Negara harus tanggap atas kondisi alamnya dan beranjak menilik setiap jengkal wilayah nasional yang berpotensi melakukan bunuh diri ekologi.
Kekeringan yang ”menikam” 2.677 desa telah memberikan pelajaran keras kepada negara. Setiap jengkal tanah hutan pantang dilelang.
Membagi lahan hutan tanpa kontrol akan melahirkan ”azab lingkungan” yang menyengsarakan. Negara mesti berbenah bahwa kekeringan merupakan manifestasi ngunduh wohing pakerti.
Rakyat hidup terlunta tanpa air yang memadai cukuplah sampai di sini. Kalau tidak, buat apa ada pemilu yang menyedot anggaran negara dan menarik investasi yang merusak negeri.

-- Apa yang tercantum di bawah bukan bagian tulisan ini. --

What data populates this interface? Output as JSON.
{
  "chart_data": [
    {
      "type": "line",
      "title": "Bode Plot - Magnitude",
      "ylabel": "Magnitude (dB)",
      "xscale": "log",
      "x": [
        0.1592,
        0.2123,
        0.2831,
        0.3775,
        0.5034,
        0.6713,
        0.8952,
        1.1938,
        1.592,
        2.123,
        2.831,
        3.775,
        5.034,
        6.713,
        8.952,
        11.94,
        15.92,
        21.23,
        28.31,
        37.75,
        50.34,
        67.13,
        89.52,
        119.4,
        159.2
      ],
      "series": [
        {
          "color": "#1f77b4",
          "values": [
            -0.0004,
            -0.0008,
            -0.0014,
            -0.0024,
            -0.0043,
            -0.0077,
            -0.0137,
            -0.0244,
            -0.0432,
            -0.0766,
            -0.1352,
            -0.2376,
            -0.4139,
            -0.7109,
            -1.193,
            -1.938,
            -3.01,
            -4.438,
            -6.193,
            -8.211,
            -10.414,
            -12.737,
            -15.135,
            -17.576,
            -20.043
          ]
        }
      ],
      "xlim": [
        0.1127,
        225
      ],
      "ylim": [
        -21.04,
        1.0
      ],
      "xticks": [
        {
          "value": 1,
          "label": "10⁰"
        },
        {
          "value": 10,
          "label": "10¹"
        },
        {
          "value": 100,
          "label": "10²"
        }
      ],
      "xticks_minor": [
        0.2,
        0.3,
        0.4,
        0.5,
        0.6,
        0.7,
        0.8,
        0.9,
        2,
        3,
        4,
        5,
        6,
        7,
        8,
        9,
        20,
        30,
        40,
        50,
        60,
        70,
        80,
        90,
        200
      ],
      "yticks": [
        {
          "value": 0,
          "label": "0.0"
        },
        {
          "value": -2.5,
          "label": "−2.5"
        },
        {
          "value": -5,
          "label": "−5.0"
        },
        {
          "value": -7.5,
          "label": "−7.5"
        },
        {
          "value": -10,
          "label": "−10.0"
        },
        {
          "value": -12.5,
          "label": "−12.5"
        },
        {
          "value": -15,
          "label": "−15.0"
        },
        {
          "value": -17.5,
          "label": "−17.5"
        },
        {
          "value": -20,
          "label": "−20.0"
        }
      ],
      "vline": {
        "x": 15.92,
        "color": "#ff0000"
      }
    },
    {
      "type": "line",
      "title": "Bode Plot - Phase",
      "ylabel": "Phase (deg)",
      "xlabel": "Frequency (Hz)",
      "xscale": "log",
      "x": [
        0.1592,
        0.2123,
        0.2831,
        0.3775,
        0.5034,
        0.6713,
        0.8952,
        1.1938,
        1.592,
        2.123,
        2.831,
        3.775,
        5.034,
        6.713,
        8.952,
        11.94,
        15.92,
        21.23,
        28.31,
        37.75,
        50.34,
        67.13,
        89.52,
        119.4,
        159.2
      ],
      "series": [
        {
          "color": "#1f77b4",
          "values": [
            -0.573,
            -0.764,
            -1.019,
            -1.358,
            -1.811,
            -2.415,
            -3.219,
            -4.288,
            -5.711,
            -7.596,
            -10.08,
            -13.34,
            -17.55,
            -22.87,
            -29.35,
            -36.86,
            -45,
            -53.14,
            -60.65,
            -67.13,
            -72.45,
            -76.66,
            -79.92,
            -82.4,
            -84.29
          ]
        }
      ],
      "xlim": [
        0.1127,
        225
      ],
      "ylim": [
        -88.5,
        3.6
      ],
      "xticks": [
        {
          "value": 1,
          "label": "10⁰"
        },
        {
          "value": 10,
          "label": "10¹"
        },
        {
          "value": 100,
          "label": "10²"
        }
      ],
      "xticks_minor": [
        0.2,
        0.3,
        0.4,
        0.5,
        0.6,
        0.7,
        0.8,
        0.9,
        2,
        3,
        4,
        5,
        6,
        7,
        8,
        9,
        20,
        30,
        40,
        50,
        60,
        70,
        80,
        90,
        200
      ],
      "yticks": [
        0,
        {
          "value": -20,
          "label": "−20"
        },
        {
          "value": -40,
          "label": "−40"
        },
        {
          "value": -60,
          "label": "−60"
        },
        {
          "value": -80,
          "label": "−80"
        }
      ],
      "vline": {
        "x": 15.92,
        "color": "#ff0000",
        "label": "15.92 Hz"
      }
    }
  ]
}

Sehubungan dengan ini, ada pesan filosofis Mahatma Gandhi (1869–1948): Earth provides enough to satisfy every man’s need, but not every man’s greed. Ini menandakan bahwa bumi dapat mencukupi seluruh kebutuhan umat manusia, tetapi tidak pernah sanggup untuk memenuhi keserakahan seseorang.
Edward Grand mengeluarkan pula buku spektakuler A History of Natural Philosophy (2011) agar manusia mempelajari cara kerja alam yang selalu dapat diturunkan dari generasi ke generasi (berkelanjutan).
Saya percaya bahwa untuk menghindarkan bumi dari kekeringan, tentu kita tidak perlu berandai-andai sebagaimana pesan satire model Alan Weisman (2007): guna menyelamatkan bumi, haruskah memang sampai menunggu manusia tak ada lagi di dunia ini, ya The World without Us.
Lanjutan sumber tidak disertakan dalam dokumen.